Q: I keep hearing that the hospitals are filling up and it is really worrying me. What if I get sick and need care, will the hospital be safe for me?
A: Fear of needing hospital care while we know the hospitals are being inundated with patients, both COVID and non COVID related, is very understandable. Many people share this feeling and even though they may be perfectly healthy right now, this fear leaves an uneasy feeling that effects our daily life.
However, it is important to understand the hospitals are taking every possible precaution to keep you safe while you are there. All staff and patients must wear masks at all times. There is now an added screening process before entry for any COVID-19 symptoms. Anyone who may have COVID-19 is taken to a separate waiting area. The infection control procedures have been tightened and are most likely safer than they have ever been.
You can take steps as well to avoid contracting any virus by sanitizing your hands often, remaining as distanced from others as possible, and wearing your mask properly. Know ahead of time that friends or family will not be able to accompany you. This is a new protocol to reduce the number of people in the hospital and thus reduce the possibility of transmissions. Be sure to have your cell phone and charger with you so that you can stay in touch with them easily during your stay.
Being prepared often helps to ease anxiety. It is both possible and expected that at some time this winter you will feel ill. Be prepared in your home with the supplies you will need so that you will not have to go to the store if sick. Make sure you have enough medicine, pantry staples including soups and crackers, and anything you may need if you become ill.
Know your doctor’s office after hours procedures. Most likely they have an on-call doctor 24/7 to answer urgent questions and guide you if sick. Familiarize yourself with the nearest urgent cares, their hours, and what they can and cannot treat. Urgent cares are a great option to avoid the emergency room. However, if necessary, our emergency rooms are here to treat you. Do not avoid them if a higher level of care and treatment is needed.
Certain symptoms indicate that a hospital is the best place to receive the care you need. If you have symptoms of a heart attack or stroke, fainting, bleeding you cannot control, or any head or spine injury seek immediate medical care. This list is not exhaustive, use your judgement and consult your doctor if unsure.
If you already have COVID-19, monitor your symptoms and seek medical care if you have trouble breathing, persistent chest pain, are unable to stay awake, or have blue lips or face, indicating you are not getting enough oxygen.

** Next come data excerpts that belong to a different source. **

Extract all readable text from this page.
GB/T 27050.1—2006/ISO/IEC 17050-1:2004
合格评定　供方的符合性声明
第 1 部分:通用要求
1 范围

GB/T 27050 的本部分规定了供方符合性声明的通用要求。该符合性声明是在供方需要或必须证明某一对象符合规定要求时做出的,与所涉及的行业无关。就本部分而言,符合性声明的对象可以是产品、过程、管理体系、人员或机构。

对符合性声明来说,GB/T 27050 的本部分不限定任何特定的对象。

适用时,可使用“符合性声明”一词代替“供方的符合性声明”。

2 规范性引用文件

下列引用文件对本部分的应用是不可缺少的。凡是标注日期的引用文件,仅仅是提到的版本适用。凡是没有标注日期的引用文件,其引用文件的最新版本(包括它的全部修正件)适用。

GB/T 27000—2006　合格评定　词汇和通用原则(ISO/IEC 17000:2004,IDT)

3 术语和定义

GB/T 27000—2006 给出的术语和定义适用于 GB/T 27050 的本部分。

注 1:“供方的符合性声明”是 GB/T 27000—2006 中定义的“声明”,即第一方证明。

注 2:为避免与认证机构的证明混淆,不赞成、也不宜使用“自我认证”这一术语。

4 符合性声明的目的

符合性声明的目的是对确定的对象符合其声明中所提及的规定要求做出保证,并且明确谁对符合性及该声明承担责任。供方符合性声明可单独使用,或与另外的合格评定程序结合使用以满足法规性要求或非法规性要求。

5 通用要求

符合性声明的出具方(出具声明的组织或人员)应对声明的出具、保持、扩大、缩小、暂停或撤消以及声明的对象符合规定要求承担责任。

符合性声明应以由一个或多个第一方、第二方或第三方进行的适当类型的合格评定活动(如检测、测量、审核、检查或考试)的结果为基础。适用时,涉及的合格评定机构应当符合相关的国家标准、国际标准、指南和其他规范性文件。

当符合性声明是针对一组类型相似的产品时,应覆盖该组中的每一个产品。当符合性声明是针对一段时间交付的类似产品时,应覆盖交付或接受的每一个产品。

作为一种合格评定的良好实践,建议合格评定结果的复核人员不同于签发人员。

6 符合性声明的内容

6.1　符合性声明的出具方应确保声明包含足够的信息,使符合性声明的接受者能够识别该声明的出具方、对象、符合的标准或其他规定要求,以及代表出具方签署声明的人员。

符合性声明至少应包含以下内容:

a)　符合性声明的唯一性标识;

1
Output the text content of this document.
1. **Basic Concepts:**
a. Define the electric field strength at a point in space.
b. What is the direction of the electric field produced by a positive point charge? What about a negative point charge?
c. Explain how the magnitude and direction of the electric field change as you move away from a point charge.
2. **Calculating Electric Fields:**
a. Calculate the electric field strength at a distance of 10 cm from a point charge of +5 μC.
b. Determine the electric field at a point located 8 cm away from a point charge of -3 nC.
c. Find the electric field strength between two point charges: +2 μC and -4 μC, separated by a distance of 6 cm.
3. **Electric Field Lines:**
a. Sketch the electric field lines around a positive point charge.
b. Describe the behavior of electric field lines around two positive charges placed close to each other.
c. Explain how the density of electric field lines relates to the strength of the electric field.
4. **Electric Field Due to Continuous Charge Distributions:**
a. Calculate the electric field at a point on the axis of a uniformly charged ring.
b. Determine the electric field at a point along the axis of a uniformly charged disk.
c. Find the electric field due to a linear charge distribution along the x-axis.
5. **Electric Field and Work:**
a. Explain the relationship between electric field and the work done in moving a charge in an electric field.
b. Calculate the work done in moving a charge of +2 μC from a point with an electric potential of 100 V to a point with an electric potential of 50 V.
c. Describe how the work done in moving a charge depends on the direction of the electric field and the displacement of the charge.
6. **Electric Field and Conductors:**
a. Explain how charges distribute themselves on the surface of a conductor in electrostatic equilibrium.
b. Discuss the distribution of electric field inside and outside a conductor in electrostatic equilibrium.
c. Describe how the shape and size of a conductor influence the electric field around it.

Delaying medical care in a hospital could result in worse health outcomes. Daren W. Lee, President and CEO, St. John’s Pleasant Valley Hospital and St. John’s Regional Medical Center, explained “While we may be growing tired of the disruption coronavirus has on our daily lives, the COVID-19 pandemic is not behind us. We understand that this is a difficult and confusing time for many, but the health and safety of our local residents and staff are our top priorities. Please don’t delay care; it can make all the difference in your health outcomes.”
It is helpful to know all your care options, but there are times when hospital level care is needed and staying away could cause your health to deteriorate in irreversible ways.
Being prepared often helps to ease anxiety. Think through what you will do if you have a medical emergency or become ill so that you will know your care options, and how to respond.